Dr Tim Corcoran PhD, C Psychol, AFBPsS

Lecturer in Educational Psychology
Director MA in Globalising Education
2010-2011 BERA Meeting of Minds Fellow
Tel: (+44) (0)114 222 8185
Fax: (+44) (0)114 222 6236
Email: t.d.corcoran@sheffield.ac.uk
Room: 8.05
Research interests
Second nature
To date, Tim´s research has focussed on developing insights into the nature of our psychosocial worlds. He has investigated ways in which personhood is discursively constructed particularly within institutional contexts and professional psychological practices.

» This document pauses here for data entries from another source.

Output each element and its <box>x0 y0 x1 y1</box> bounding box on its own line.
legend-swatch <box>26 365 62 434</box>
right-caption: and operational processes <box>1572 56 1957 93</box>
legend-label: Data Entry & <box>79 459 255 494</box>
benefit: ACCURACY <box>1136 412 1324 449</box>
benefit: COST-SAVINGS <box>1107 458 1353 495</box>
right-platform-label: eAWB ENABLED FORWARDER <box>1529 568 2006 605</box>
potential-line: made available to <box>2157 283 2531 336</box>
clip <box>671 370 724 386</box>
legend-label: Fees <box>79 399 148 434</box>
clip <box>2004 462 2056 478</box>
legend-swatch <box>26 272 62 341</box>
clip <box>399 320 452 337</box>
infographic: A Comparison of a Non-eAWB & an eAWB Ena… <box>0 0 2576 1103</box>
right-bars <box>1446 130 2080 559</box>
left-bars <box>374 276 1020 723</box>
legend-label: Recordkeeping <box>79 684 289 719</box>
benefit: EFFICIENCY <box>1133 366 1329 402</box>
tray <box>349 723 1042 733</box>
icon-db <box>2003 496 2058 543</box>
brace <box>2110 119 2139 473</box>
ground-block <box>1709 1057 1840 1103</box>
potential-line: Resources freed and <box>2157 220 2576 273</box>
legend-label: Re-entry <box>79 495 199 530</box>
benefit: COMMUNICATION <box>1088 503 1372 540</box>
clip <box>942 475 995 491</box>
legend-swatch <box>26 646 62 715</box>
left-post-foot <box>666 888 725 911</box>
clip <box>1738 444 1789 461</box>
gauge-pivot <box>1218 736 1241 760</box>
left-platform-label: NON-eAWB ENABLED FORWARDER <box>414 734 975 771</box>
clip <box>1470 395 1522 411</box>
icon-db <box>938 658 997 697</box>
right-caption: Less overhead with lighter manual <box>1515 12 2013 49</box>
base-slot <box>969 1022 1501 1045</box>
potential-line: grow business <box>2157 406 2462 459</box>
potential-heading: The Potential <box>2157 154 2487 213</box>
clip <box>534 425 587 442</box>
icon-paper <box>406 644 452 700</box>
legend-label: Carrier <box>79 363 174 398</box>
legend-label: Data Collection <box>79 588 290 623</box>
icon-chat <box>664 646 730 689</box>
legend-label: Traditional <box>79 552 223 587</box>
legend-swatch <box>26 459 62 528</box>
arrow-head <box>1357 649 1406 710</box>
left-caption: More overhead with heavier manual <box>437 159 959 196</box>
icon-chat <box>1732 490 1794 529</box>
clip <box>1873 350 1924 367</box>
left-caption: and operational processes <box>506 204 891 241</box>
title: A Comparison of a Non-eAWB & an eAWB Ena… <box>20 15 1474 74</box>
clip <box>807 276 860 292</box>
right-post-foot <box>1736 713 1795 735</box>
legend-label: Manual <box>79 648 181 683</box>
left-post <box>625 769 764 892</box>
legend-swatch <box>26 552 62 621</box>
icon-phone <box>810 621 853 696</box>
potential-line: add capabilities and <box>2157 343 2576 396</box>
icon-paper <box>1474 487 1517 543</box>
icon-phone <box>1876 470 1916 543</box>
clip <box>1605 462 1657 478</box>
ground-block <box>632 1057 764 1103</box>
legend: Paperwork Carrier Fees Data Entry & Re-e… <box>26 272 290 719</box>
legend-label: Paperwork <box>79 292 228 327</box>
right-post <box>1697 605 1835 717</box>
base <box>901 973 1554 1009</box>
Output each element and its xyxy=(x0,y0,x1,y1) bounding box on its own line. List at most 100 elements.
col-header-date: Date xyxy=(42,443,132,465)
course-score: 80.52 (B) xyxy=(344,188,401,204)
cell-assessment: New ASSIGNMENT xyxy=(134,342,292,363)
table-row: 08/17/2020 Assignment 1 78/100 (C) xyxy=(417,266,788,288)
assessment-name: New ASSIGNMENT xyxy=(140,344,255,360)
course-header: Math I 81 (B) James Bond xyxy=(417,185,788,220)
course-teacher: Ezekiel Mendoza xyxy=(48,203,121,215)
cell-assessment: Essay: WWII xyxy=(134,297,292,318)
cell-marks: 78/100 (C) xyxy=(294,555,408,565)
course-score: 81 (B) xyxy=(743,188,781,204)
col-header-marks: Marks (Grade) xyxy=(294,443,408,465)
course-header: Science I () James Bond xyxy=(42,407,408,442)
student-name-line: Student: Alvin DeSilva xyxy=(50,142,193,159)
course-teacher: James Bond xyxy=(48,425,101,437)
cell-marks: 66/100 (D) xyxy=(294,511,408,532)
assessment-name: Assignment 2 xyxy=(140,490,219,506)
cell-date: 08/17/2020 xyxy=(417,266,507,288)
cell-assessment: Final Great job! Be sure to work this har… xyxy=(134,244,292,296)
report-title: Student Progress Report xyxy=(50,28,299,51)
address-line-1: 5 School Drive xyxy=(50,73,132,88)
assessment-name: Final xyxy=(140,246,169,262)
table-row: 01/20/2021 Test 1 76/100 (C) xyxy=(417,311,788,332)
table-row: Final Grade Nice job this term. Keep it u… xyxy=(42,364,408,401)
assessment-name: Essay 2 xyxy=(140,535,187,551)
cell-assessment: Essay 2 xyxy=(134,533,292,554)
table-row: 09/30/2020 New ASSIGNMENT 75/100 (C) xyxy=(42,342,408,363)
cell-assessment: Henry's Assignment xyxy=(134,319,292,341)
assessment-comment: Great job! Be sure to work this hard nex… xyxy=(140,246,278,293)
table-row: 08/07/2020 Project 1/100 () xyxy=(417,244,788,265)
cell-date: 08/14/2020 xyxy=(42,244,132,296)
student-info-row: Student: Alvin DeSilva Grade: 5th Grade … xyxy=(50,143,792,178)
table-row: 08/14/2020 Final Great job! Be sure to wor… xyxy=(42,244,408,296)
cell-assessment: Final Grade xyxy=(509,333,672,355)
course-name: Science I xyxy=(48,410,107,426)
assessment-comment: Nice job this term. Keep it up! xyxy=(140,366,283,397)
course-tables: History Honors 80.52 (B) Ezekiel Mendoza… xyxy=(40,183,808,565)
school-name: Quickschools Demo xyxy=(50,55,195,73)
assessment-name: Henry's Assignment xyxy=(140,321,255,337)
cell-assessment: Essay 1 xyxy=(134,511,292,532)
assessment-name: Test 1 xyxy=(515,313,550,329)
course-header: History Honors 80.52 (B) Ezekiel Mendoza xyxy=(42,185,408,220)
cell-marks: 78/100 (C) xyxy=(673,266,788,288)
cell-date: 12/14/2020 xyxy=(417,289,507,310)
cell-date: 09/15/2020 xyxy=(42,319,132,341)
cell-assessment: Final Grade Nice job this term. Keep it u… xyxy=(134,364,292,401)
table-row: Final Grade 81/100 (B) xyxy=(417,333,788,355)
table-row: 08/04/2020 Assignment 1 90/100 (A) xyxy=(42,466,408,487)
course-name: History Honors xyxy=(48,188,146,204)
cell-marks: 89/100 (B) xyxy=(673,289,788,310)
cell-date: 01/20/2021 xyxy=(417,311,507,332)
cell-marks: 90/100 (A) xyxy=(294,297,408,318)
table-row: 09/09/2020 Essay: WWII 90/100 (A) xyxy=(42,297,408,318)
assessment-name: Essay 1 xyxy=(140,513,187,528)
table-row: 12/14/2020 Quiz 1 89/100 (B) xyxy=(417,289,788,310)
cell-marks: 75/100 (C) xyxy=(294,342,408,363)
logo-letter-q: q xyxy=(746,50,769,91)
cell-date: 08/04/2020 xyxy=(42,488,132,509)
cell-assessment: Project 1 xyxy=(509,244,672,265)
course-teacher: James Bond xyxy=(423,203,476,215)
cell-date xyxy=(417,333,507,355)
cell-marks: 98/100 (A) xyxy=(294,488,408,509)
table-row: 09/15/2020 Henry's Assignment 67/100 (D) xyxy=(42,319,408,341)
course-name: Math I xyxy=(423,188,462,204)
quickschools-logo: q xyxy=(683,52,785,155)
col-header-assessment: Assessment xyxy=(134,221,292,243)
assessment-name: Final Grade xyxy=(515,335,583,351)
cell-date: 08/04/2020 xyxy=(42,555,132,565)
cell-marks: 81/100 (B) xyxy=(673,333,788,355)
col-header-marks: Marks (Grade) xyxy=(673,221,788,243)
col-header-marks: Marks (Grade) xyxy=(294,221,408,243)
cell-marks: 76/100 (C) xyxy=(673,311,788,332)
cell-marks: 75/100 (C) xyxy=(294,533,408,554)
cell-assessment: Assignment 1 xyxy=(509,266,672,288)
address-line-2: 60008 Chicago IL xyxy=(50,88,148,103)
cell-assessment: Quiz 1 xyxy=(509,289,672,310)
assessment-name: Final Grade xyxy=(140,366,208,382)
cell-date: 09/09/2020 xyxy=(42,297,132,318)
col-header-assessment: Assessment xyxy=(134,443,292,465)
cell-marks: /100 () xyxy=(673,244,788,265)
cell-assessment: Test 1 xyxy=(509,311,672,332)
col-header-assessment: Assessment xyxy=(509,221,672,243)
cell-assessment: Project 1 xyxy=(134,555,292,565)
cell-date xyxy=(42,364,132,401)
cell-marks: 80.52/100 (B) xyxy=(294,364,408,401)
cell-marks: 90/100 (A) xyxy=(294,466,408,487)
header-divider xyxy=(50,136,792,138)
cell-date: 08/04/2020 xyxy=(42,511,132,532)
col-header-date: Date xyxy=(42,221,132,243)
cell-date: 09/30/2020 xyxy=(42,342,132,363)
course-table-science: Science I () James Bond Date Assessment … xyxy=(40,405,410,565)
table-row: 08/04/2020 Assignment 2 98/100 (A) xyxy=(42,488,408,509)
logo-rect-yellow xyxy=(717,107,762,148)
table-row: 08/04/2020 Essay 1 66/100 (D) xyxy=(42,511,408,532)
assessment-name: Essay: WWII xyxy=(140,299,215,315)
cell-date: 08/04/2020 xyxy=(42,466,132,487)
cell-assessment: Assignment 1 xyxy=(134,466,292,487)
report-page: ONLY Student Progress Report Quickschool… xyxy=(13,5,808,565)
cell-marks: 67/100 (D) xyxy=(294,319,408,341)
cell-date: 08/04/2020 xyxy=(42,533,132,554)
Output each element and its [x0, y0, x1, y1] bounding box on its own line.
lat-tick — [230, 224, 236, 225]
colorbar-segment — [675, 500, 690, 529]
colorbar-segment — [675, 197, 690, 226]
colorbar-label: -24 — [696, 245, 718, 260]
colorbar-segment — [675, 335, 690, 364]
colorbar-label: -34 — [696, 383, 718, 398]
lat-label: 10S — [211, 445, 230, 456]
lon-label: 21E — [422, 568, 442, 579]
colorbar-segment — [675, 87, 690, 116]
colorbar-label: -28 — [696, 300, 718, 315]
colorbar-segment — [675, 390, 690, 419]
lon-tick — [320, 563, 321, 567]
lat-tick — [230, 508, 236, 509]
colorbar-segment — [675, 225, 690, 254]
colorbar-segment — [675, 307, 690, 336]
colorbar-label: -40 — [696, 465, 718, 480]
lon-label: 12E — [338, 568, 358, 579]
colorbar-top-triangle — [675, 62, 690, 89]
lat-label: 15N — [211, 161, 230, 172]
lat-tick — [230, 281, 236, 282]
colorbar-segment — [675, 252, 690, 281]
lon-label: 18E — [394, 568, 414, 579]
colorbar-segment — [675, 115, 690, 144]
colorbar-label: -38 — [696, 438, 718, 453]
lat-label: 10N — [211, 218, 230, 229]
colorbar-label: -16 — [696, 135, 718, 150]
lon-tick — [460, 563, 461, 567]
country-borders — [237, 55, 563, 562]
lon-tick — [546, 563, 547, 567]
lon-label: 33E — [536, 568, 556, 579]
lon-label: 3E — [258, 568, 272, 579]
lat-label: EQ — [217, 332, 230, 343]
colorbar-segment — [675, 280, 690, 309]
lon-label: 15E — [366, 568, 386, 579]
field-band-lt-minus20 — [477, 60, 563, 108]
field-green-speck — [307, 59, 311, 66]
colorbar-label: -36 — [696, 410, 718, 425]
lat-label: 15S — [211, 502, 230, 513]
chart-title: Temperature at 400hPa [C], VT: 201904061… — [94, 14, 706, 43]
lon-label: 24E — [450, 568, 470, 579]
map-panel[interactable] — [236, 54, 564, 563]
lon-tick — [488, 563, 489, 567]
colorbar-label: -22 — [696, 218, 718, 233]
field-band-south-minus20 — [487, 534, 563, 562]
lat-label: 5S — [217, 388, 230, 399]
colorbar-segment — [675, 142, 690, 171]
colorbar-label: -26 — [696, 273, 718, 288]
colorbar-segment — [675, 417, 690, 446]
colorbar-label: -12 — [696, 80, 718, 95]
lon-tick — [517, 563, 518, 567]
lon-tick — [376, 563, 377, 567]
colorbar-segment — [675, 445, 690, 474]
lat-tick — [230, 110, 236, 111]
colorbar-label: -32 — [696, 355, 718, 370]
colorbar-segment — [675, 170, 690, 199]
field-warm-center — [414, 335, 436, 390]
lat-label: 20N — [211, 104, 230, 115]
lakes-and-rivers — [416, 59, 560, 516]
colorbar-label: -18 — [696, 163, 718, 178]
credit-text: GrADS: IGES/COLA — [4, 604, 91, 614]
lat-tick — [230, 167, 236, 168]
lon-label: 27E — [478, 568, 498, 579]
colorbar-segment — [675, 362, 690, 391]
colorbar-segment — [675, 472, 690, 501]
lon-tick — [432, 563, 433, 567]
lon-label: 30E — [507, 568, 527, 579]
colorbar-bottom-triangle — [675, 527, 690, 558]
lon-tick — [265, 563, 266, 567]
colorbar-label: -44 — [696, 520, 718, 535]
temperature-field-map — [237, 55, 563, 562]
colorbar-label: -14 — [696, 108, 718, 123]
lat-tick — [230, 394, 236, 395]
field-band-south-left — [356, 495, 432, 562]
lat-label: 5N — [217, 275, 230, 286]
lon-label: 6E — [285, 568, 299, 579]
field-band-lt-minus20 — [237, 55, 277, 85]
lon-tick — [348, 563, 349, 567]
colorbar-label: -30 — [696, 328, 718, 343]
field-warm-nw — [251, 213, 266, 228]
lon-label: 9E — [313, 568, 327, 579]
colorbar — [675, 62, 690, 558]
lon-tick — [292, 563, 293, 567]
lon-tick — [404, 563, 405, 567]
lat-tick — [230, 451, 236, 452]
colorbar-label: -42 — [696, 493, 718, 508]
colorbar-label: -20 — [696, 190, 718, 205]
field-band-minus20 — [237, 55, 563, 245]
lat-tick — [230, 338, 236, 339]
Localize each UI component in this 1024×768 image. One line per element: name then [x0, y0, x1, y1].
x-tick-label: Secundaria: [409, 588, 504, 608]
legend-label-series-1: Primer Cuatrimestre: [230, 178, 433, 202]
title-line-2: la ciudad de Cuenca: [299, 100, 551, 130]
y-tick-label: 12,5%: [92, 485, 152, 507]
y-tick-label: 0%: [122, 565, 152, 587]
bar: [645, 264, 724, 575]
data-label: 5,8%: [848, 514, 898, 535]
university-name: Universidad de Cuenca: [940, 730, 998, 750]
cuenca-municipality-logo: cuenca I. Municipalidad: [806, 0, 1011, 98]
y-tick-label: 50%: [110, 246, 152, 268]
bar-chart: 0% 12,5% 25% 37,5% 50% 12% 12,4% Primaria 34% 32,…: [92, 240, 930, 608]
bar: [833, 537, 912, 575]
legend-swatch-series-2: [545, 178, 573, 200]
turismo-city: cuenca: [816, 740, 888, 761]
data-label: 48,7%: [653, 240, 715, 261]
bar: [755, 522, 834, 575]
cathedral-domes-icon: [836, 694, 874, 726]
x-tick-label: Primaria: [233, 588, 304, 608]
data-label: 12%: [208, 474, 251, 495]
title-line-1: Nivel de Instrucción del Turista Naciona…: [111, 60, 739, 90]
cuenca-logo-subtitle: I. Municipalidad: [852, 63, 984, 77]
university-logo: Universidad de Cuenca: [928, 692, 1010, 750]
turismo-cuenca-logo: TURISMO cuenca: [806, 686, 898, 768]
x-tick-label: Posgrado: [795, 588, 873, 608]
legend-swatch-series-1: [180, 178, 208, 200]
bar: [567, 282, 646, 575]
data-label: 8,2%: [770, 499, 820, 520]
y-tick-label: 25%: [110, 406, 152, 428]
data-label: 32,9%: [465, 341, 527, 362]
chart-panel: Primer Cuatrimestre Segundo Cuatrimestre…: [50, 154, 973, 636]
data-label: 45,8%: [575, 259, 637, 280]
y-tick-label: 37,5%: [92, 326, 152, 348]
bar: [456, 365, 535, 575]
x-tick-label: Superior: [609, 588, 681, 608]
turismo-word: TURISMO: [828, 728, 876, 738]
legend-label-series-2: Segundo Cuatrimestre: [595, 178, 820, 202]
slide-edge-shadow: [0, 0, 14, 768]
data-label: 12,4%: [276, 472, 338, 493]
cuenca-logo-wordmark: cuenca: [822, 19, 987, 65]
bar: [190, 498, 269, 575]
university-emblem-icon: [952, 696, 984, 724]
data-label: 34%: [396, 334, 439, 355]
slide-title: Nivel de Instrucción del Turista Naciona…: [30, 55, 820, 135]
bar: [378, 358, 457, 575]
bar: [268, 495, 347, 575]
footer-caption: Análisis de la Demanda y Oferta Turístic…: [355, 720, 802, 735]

Health inclusive education
Whilst many contemporary education and health related practices continue to facilitate constructivist theory, Tim is examining the application of alternate psychosocial discourses in these fields. Theoretically, Tim works from a social constructionist position and is interested in how this stance may contribute to interdisciplinary accounts in health-education practice.
Teaching
Tim´s teaching responsibilities are shared between five programmes: he Directs the MA in Psychology and Education, is Assistant Director of the DEdPsy, a research doctorate for practicing educational psychologists and is part of the teaching teams for the MA in Globalising Education, the School of Education’s new BA in Education, Culture and Childhood and the EdD Children, Schools and Families.
As a research and practice-led educator Tim’s teaching ethos engages learning as a process which is reflective of participation. His teaching directly involves topics which have been central to his professional and academic life e.g. mental health promotion in learning contexts, theories of people learning and the constitutive nature of language as social practice.
Professional experience
Over 10 years, until the end of 2007, Tim was engaged in full time practice as a psychologist in Queensland, Australia.
He currently holds full registration as a Practitioner Psychologist with the UK Health Practitioner´s Council. He is also an Associate Fellow and Chartered Member of the British Psychological Society (Division of Educational and Child Psychology).
From September 2010 Tim has been engaged as an Honorary Counsellor with the University of Sheffield Counselling Service.
Grants
2010. University of Sheffield Student Engagement in Knowledge Transfer Fund. £3000.
MA studentship with the Development Education Centre (South Yorkshire).
2010. University of Sheffield Knowledge Transfer Project Fund. £4627
When policy meets practice: Classroom teachers´ views on mental health promotion.
2009. University of Sheffield Centre for Inquiry-based Learning in the Social Sciences Scholarship of Teaching and Learning grant. £4010 (with Dr Jason Sparks)
Inquiry-based learning and International students: Developing an academic support program for International students in a research-based Masters program.
Indicative publications
2011. Health Inclusive Education. International Journal of Inclusive Education, in press
2010. What else life if not awkward? British Journal of Social Psychology, 49(4), in press.
2009. Second nature. British Journal of Social Psychology, 48(2), 375-388.
2007. Counselling in a discursive world. International Journal for the Advancement of Counselling, 29(2), 111-122.
2005. Legislative practice as discursive action: A performance in three parts. International Journal for the Semiotics of Law, 18(3/4), 263-283.
2003. Constructing Dialogic Relationships: School legislation and the Principal´s gamble. Australia and New Zealand Journal of Law and Education, 8(2), 97-109.
Research students
Franceanne Borg – First in their family: Maltese student transitions to tertiary education
Harriet Cameron – Critical conceptions of dyslexia
Alison Gardner – The experience of `belongingness´ with children with Special Education Needs (SEN) in mainstream primary school
Vicky Harold – Discourses on behaviour: Restorative practices in a Yorkshire high school
Martin Hughes - Researching behaviour: A q methodological exploration
Helen Monkman – Teachers as frontline workers: Meeting the mental health needs of children and young people
Heather Northcote – Young people´s perceptions of youth crime and young offenders
Louise Ritchie – Personal, social and emotional experiences of dyslexic children in mainstream classrooms
Carol-Ann Senah – Educating adolescent secondary students in health and wellness in Trinidad and Tobago
Julia Stollard – Love: Elephant in the classroom?
Kay Tasker-Smith – How have secondary aged school non-attendees become successful school attendees?